Какое уважение, какая забота о Семеновой чувствуется в письмах Оленина и Гнедича, сохранившихся в архивах. Для своей «кумушки» (Оленин крестил незаконнорожденного ребенка Семеновой и Гагарина) он «истощал все свои знания», создавая костюмы и отсылая эскизы их в «особо запечатанном конверте». Прося Гнедича вручить ей пакет, он предупредительно просил ей передать, что сам «к ней будет». Гнедич же, любя Батюшкова, отказывал тому в гостеприимстве, хотя и понимал, что обоим им было бы от совместного пребывания хорошо «и по приятности… и по выгодам жизни». «Не позволяют обстоятельства, — объяснял он Батюшкову, — ибо у меня бывают тайные театральные школы с людьми, которые не хотят иметь к тому свидетелей, хотя свидетельства о сем весьма ясны, ибо Семенова в Гермионе превзошла Жорж…»
Как не похоже все это на отношения тех же Оленина и Гнедича к Яковлеву. Гнедич полупрезрительно объявляет Яковлева «плохим судьей» в театральных делах. Оленин, разозленный непокорностью Яковлева, с недоброй усмешкой заявляет, говоря об «актерах», но имея в виду его:
— Мне приятно видеть в князе Шаховском ревность к защищению начальнического его достоинства и посрамленных, как он говорит, актеров. Мне бы желательно было в нем видеть ту же ревность в наказании актеров… также начальническую свою власть, когда они бурлят… Сижу я как вкопанный и удивляюсь про себя, с одной стороны, наглостию, а с другой — терпением…
И с еще большей усмешкой сетует, процитировав реплику из крыловского «Трумфа», что бурливого Яковлева и на дуэль-то вызвать нельзя, «ибо он, как актер, в таком случае скажет: „Вить деевянную я спагу-то носу“».
Яковлев действительно носил лишь деревянную шпагу. На разрешение Павла I носить придворным актерам дворянскую шпагу во времена Александра I смотрели как на одно из чудачеств почившего в бозе императора. Защищать свою честь актер мог лишь словами и в крайнем случае холопским способом… кулаками. Что и делал порой, не без бравады, Яковлев, в пылу закипавшего в нем бешенства, не разбирая, с кем имеет дело: с обругавшими его извозчиками, с насмешничающим над ним или Каратыгиной своим братом-актером или с ядовито поучающим его театралом, вставшим на защиту «бедной» Семеновой.

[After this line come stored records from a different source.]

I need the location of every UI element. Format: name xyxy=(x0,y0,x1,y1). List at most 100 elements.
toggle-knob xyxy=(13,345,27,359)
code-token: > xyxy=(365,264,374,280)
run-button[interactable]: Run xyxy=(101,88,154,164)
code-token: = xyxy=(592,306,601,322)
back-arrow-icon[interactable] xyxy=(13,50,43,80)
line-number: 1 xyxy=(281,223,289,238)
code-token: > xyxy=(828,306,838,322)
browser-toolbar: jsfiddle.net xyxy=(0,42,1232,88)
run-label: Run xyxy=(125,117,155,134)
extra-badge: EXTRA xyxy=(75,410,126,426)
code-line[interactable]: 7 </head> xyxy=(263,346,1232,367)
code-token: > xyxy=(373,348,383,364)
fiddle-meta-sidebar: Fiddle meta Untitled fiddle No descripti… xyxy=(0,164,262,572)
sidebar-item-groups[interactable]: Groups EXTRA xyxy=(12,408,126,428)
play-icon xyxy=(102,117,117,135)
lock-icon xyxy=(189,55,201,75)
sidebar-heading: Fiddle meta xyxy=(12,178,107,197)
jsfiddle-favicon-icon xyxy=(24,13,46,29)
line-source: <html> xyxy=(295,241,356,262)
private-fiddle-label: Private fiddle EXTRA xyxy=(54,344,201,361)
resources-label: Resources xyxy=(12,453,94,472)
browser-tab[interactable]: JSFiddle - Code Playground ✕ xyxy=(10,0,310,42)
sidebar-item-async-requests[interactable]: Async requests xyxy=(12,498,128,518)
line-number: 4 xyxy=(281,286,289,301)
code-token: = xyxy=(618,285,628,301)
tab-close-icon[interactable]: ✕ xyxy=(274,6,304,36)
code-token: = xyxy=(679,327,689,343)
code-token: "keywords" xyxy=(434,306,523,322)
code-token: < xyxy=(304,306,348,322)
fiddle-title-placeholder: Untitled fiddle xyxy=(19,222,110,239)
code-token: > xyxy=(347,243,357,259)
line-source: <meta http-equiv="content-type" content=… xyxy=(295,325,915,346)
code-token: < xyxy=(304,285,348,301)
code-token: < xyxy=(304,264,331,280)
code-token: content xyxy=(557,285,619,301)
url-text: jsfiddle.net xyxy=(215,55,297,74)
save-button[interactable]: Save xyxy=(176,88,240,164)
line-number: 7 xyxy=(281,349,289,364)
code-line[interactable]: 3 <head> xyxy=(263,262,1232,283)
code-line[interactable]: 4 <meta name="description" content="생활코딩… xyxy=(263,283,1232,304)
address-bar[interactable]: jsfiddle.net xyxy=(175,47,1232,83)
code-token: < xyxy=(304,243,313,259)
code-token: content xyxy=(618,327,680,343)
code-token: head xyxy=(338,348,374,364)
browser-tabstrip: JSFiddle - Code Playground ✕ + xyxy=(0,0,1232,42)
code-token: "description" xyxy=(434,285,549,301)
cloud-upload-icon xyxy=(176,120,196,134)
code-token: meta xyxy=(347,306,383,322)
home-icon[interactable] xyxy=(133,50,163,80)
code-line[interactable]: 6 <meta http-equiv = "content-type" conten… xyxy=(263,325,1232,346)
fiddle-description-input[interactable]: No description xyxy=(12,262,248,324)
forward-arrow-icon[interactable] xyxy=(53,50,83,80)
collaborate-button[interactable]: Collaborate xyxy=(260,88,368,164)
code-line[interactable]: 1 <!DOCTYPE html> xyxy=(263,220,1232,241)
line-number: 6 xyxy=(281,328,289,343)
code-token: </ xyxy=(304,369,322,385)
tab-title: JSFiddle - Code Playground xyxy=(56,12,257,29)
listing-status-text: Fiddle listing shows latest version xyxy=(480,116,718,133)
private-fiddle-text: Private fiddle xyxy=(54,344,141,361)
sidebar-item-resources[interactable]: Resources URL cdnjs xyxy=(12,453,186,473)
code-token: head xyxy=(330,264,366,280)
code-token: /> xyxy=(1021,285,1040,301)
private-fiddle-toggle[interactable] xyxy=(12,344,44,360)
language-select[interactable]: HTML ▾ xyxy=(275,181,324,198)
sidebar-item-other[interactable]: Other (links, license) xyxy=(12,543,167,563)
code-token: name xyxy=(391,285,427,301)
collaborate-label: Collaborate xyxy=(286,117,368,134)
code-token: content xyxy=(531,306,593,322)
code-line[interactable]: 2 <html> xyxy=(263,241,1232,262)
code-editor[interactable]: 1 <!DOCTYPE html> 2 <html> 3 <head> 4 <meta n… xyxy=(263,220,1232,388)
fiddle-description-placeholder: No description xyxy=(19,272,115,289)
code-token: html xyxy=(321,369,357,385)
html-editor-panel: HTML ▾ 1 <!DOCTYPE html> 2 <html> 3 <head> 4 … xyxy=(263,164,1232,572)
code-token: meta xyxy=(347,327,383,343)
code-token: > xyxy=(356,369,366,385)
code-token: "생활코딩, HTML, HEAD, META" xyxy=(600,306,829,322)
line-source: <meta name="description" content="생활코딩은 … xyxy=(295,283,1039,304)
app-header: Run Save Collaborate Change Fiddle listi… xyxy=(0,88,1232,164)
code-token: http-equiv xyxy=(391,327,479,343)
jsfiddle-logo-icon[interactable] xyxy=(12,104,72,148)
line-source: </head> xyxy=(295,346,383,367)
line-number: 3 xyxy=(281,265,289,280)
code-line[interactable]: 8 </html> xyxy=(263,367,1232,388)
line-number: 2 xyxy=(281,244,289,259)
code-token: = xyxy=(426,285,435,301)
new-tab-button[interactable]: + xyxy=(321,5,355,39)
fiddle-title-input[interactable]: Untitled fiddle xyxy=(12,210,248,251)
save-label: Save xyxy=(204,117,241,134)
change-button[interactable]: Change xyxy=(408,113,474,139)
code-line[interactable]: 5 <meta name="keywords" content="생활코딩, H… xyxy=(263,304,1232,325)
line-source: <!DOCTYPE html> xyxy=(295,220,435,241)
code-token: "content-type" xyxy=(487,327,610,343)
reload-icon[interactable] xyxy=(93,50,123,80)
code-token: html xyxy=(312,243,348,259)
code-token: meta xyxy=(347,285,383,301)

«СМУТНЫЙ ДЕНЬ ДЛЯ РУССКОГО ТЕАТРА»
На многих спектаклях патриотического звучания публика продолжала устраивать ему овации. Но он уже познал обманчивую цену ее рукоплесканий и ее хулы.
Публика…
«Что такое наша публика? — воскликнет через несколько лет Пушкин. — Пред началом оперы, трагедии, балета молодой человек гуляет по всем десяти рядам кресел, ходит по всем ногам, разговаривает со всеми знакомыми и незнакомыми.
— Откуда ты?
— От Семеновой, от Сосницкой, от Колосовой, от Истоминой.
— Как ты счастлив!
— Сегодня она поет — она играет, она танцует, — похлопаем ей — вызовем ее! Она так мила! у ней такие глаза! такая ножка! такой талант!..
…Можно ли полагаться на мнения таких судей?»
Нельзя полагаться, по мнению Пушкина, и на других зрителей. На тех, кто «в заоблачных высях» душного райка готов прийти в исступление от «громкого рева» трагических актеров. И на тех, кто, явясь из казарм и совета, сидит в первых двух рядах абонированных кресел. «Сии великие люди нашего времени, носящие на лице своем однообразную печать скуки, спеси, забот и глупости, неразлучных с образом их занятий, сии всегдашние передовые зрители, нахмуренные в комедиях, зевающие в трагедиях, дремлющие в операх, внимательные, может быть, в одних только балетах, не должны ль, — вопрошает Пушкин, — необходимо охлаждать игру самых ревностных наших артистов и наводить лень и томность на их души, если природа одарила их душою?»